How to Avoid Being Crushed by "The Wheel of Retailing"
After completing work in Shakespeare and English, Malcolm McNair became fascinated with the retail industry, and in 1958 described what he saw happening in the field after the Second World War as “The Wheel of Retailing.”
According to Harvard Business Week, “The wheel of retailing is a concept that has been used to describe phenomena in which retailers use low-price strategies to build market share, to the point where the goal shifts from attracting new customers to building margins and profits through higher prices. This creates room for retailers with new low-price business models to create a further turn of the wheel.”
Experts thought the concept debunked by Wal-Mart, but then the internet—specifically, Amazon—entered the field, undercutting Wal-Mart on price and convenience. Now, experts wonder if it is Amazon that has managed to stop—or at least pause—the wheel.
Let’s look at how this concept applies to the pet industry...
Does “The Wheel of Retailing” Apply to Pet Stores?

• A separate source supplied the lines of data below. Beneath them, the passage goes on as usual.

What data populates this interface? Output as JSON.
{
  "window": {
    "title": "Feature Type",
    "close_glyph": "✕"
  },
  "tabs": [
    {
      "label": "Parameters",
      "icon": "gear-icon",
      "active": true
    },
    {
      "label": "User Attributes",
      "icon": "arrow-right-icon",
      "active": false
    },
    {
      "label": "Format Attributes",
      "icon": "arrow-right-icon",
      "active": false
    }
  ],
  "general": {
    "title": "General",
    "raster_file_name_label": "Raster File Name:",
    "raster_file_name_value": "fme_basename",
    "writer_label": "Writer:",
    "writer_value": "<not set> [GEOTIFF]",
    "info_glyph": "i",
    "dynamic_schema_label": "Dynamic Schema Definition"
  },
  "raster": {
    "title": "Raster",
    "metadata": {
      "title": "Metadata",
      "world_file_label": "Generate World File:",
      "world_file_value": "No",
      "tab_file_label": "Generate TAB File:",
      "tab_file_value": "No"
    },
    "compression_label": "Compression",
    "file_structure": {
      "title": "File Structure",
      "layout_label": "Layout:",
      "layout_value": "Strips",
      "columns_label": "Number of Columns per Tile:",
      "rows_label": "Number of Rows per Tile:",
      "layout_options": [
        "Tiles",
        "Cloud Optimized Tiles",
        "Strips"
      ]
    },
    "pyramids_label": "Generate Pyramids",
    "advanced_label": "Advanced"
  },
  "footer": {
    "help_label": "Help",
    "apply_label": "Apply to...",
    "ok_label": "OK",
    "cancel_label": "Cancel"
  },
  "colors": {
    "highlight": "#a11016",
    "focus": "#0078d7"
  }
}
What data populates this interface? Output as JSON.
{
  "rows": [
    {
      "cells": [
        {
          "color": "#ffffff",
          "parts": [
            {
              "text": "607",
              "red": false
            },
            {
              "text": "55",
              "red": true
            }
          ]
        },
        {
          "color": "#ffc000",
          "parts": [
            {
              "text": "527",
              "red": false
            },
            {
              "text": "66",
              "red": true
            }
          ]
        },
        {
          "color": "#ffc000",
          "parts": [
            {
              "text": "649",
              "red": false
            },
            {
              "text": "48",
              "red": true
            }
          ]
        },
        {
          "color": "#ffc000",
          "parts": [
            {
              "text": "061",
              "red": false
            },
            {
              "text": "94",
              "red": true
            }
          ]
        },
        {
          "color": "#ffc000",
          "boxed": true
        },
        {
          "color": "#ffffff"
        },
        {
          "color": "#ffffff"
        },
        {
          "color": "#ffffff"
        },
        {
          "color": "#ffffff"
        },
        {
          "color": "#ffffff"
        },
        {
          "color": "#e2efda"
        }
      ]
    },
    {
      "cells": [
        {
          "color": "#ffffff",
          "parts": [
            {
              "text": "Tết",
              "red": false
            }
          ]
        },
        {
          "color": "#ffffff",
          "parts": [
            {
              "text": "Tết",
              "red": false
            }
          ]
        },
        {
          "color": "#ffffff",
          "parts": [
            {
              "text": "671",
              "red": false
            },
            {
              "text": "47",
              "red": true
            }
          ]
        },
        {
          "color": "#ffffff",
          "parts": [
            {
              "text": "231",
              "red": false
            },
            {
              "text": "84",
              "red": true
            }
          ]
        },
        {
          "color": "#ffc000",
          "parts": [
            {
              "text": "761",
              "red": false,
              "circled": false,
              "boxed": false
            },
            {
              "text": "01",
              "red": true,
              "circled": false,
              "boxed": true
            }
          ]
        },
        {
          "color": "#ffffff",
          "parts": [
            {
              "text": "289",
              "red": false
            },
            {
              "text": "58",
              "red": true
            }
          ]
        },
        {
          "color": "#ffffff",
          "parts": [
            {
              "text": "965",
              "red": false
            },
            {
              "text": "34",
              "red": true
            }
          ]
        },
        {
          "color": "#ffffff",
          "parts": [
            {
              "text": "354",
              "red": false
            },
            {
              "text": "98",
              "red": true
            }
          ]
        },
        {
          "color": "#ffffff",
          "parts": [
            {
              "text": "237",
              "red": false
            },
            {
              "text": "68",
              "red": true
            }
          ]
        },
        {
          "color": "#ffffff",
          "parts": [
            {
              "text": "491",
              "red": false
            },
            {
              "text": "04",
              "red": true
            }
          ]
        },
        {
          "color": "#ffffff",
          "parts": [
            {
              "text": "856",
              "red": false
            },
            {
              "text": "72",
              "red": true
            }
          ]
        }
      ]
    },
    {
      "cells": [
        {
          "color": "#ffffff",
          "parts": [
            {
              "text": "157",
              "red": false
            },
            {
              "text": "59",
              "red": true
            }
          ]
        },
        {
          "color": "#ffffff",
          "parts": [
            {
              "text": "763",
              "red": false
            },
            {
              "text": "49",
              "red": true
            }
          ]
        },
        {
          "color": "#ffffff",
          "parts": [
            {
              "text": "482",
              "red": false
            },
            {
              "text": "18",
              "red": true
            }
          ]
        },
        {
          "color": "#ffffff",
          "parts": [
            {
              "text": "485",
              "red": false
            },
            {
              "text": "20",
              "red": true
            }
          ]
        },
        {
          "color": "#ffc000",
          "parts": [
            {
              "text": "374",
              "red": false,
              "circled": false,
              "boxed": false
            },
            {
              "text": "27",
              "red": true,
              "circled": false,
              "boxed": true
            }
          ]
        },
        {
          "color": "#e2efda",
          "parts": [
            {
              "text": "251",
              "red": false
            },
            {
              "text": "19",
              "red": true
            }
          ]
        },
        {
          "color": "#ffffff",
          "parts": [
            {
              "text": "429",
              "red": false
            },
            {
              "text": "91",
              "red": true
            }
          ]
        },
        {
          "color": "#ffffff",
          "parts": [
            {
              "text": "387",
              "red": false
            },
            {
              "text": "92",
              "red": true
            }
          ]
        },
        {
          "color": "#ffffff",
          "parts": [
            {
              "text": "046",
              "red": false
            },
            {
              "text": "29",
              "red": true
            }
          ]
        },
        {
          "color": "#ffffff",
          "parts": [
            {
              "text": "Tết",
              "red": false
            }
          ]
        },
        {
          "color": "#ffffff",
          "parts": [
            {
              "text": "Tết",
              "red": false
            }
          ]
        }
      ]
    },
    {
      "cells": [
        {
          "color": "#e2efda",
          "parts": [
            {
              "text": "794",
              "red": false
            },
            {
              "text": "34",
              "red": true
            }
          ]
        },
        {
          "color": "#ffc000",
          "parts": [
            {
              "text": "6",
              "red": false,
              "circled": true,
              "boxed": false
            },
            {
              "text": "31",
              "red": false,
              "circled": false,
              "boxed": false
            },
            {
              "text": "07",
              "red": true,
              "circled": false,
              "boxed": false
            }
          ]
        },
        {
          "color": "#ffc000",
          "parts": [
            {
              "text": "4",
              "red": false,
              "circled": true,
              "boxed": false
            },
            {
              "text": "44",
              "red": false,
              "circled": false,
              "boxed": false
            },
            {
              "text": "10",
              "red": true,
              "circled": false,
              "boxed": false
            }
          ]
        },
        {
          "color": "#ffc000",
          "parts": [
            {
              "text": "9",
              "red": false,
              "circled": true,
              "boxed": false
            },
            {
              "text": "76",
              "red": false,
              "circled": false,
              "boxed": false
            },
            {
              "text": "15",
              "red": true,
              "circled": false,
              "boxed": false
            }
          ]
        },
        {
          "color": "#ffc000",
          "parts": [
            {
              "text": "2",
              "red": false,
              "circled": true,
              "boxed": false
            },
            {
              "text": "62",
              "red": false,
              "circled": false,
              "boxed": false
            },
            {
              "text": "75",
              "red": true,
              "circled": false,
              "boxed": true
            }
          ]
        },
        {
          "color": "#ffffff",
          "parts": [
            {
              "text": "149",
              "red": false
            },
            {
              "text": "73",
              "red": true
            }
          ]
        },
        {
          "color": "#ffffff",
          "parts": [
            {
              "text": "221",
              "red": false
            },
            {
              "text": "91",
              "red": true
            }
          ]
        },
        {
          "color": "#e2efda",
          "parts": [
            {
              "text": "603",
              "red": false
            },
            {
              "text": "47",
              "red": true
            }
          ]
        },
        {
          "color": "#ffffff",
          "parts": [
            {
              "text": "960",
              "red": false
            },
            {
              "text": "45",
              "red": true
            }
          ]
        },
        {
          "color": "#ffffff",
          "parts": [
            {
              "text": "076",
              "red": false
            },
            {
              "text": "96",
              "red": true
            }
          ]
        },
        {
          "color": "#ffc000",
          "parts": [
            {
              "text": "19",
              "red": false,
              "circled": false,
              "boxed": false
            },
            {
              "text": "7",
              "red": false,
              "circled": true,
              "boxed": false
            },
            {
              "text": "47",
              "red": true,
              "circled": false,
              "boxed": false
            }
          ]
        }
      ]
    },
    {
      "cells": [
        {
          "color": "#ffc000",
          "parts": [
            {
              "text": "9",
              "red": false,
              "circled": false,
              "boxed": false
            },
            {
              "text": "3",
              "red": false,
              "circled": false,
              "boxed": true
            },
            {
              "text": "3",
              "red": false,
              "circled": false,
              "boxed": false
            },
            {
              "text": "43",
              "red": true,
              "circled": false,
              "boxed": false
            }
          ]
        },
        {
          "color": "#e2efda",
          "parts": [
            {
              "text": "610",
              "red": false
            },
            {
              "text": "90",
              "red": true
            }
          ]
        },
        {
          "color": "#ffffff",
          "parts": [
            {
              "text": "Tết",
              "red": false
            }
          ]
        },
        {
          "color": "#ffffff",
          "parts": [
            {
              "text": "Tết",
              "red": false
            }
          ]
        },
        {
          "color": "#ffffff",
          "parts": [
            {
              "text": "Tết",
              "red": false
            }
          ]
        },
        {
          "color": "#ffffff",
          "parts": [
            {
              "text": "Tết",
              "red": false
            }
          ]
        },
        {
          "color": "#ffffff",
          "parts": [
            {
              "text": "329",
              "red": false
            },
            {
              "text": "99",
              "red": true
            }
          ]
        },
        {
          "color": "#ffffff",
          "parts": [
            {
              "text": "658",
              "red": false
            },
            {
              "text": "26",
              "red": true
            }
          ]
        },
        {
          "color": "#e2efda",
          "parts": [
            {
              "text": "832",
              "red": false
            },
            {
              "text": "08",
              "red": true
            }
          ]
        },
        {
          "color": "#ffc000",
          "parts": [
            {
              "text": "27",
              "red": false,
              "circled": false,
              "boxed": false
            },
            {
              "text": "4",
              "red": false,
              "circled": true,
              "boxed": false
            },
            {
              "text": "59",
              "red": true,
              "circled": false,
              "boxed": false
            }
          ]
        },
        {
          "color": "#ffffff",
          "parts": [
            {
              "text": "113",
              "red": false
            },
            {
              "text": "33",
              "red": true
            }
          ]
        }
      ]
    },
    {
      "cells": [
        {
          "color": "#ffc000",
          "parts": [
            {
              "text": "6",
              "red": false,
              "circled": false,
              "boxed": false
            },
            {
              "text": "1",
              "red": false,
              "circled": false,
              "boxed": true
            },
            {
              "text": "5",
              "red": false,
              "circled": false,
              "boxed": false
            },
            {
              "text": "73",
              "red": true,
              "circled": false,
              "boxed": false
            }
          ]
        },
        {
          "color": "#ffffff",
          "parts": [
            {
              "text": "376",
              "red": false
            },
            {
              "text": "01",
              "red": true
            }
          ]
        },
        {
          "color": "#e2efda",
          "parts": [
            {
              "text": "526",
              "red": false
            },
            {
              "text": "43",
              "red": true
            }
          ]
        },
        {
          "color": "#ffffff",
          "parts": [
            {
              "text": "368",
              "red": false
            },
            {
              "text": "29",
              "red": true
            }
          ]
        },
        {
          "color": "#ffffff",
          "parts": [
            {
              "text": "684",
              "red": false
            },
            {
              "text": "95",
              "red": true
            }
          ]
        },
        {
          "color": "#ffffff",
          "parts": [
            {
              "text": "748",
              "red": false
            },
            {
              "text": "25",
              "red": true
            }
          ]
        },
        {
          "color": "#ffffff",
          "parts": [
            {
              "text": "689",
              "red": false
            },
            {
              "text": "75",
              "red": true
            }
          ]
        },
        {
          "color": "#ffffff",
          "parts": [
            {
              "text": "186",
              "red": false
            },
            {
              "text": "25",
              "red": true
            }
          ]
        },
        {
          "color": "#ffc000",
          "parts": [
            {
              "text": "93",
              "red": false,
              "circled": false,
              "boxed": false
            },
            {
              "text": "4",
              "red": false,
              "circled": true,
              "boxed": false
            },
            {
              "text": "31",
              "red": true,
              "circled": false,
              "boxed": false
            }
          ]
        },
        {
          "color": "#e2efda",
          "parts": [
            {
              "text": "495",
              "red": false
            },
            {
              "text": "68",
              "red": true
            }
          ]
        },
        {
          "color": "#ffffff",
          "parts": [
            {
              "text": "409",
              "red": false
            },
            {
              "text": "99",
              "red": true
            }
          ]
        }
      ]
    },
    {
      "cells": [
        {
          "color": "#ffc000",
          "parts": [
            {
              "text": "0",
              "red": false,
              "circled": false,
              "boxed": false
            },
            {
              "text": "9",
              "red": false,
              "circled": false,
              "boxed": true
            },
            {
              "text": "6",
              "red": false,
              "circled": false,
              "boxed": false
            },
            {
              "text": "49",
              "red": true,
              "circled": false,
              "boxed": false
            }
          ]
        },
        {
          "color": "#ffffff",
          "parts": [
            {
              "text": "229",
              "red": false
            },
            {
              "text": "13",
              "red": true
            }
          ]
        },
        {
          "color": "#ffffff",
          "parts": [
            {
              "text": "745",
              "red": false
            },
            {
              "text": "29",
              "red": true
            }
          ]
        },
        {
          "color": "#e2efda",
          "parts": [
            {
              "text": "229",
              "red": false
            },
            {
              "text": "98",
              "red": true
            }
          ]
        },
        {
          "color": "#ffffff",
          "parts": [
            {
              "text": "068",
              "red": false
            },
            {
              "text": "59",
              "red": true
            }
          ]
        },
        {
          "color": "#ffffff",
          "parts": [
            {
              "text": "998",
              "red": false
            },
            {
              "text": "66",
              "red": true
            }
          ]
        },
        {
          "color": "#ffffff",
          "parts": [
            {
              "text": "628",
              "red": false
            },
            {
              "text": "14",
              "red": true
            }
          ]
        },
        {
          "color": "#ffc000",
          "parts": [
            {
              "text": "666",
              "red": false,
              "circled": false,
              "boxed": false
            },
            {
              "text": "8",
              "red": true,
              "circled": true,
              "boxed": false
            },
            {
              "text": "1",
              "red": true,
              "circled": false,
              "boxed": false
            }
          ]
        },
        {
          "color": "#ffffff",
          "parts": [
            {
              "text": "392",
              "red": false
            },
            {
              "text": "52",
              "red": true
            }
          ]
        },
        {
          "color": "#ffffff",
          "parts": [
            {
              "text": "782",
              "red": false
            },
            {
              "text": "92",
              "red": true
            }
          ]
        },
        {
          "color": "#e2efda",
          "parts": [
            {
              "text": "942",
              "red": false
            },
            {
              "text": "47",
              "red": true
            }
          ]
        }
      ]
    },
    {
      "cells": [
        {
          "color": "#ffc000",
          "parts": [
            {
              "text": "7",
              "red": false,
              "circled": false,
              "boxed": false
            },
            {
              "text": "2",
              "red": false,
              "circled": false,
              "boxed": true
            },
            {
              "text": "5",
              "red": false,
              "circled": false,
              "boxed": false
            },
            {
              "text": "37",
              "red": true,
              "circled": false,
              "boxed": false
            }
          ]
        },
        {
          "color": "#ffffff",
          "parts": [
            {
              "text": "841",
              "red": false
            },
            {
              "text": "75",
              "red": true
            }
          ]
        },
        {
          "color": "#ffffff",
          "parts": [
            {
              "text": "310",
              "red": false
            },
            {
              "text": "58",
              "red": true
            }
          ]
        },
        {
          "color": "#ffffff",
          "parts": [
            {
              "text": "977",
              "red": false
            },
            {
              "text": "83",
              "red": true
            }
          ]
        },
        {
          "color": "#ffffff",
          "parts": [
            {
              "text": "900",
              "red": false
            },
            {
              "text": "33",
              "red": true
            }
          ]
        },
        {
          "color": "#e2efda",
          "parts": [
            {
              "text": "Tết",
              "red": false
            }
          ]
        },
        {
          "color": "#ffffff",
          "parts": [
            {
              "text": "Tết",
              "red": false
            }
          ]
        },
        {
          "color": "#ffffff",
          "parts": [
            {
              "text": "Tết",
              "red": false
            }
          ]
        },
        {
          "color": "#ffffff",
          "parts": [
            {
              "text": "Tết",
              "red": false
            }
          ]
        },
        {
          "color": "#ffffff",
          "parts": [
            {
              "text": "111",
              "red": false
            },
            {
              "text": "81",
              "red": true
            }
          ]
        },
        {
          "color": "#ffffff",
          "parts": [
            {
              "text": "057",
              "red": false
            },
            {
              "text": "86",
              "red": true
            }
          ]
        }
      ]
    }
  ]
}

Arguably, retailers like PetSmart and Petco rose to ascendance by competitively pricing pet products and are now challenged by online outlets seek to defeat them both on price and convenience.
The acquisition of Chewy.com by PetSmart is clearly an attempt to succeed where Wal-Mart failed, by leveraging an online platform to avoid becoming irrelevant.
But where does that leave smaller retailers?
Many independent pet stores focus on quality instead of price as a differentiator to help them grow market share. They often are not looking to expand by opening additional stores, and instead seek just to profitably run one (or maybe a few) stores in a single local market.
This strategy—appealing to a more discriminating customer—is more similar to that of a brand like Whole Foods (recently acquired by Amazon) than to that of Wal-Mart. I would argue, this means that most independent pet retailers are not subject to the same rules imposed by The Wheel of Retail theory as their larger cousins.
From profiling dozens of pet retailers over the years, I can definitively say no one opens an independent pet store unless they are driven by a love of pets. Many retailers start out with providing high-quality products to local pet owners as their primary goal.
In a world where most businesses can fall into one of two categories—high-growth or lifestyle businesses—I’d argue that most independent pet stores are the latter for their founders. They’re building a business to provide them and their families with a way of life, not simply to grow and then sell.
Because their goal isn’t “growth,” as is so often the case for larger companies, maximizing market share is important, but seen more as a means to an end than as the goal of the company itself.
So, most independent retailers likely face one of two scenarios.
Driven by a love of pets, they decide to open a store. Then they either develop a sense of what local demand calls for and provide it, creating a stable and profitable business, or they fail to balance profitability and passion and are often out of business a few years later.
Still, there are some that fall victim to “The Wheel of Retailing,” finding themselves undercut by competition from big box retailers—and now online outlets as well. That means it’s important for retailers to understand theories like this one, and to watch for it, so they can avoid becoming a victim to the turning of that wheel.